WASHINGTON — Officials negotiating a 12-nation Pacific trade agreement continued talks Saturday, hoping to clear some final hurdles and announce the long-elusive completion of an agreement.

Since high-level talks on the Trans-Pacific Partnership began Wednesday in Atlanta, officials from the U.S., Japan, Canada and nine other countries appeared to have made significant headway in overcoming two of three major obstacles in the way of the biggest free-trade deal in a generation.

Reports from Atlanta on Friday indicated that trade officials had agreed on rules involving the foreign content of automobiles and auto parts. Industry sources said they saw a compromise on market access for dairy products, which are highly protected in Canada and other countries.

But people monitoring the talks at a hotel in Atlanta said there were still sharp differences over patent lengths for certain complex drugs known as biologics. The U.S. is said to be seeking a standard of eight years of intellectual property protection for these drugs before generic substitutes can be made.

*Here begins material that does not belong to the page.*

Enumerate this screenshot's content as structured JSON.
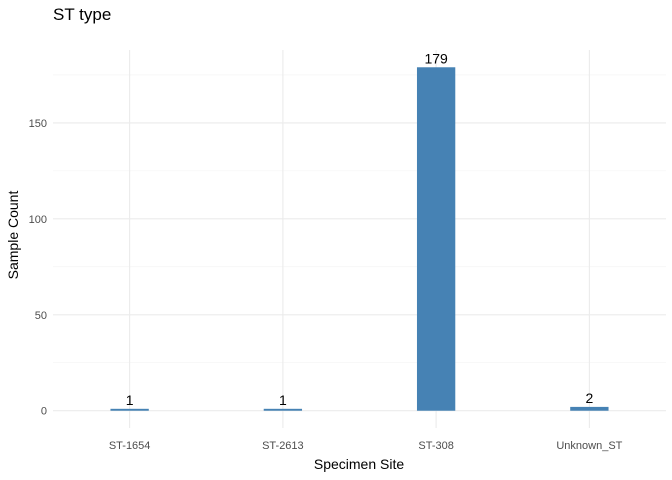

Most of the dozen Trans-Pacific Partnership countries provide for five or fewer years of such protection, and officials are reluctant to extend patent lengths that could delay patient access to cheaper generic drugs, and also strain government health budgets.

The Trans-Pacific Partnership is an effort to link closely the 12 nations, which make up 40 percent of the world economy. The U.S. joined the talks in 2008, and since there have been multiple rounds of negotiations involving hundreds of tariff items and rules on various aspects of trade and investment.